Depois da brincadeira, o grupo se reunia novamente, para o momento da contação de histórias, quando era possível exercitar diferentes formas de leitura e explorar a literatura infantil. Após a Oficina, a psicóloga retornava à UBS com as crianças e havia um momento de orientação aos cuidadores.
Resultados e discussão
As crianças gostavam de frequentar a Oficina e a brinquedoteca era um elemento importante dessa vinculação, pois lá havia brinquedos, livros e espaço. Muitos pesquisadores da infância defendem a função do lúdico para o desenvolvimento infantil. A criança se desenvolve no brincar, interage, constrói hipóteses, formula perguntas, constrói raciocínio etc. No brinquedo, encontra-se a relação da ação da criança com o meio, possibilitando o estímulo à criação e à imaginação, enquanto processos especificamente humanos da atividade consciente e de desenvolvimento da sua subjetividade.
Na Oficina, o livro, a contação de história, a leitura eram compreendidos enquanto brincadeira. Assim, pretendia-se promover o direito humano à literatura, defendido por Antônio Cândido, por meio da tentativa de favorecer as condições de aprendizagem das crianças e de socializar o acesso às histórias.
Abordar o processo de leitura e aprendizagem das crianças, de forma livre, estimuladora, possibilitava que a criança se sentisse mais segura a arriscar. Entender as especificidades, respeitar as histórias de vida que cada uma carregava consigo até à UBS, à brinquedoteca, à escola, favorecia com que fossem criadas condições de aprendizagem. A Oficina se mostrou um espaço de enfrentamento à medicalização da educação.
Conclusões
Na Oficina conhecemos diversas histórias das crianças e suas famílias.
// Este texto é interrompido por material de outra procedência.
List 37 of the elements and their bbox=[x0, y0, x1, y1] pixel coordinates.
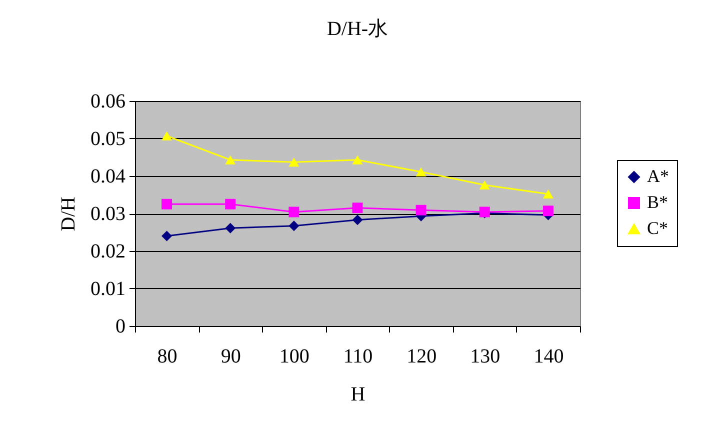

Nesse sentido, percebemos que nas trajetórias delas são compartilhados elementos que produzem o fracasso escolar e medicalização da educação. O afeto, a compreensão sobre as diferentes formas de aprender e a realidade das crianças como ponto de partida para a relação de ensino parecem elementos centrais para superar a produção do fracasso escolar. O diálogo e acolhimento das queixas escolares na UBS pode ser uma forma de enfrentamento ao processo de medicalização da educação na atenção básica.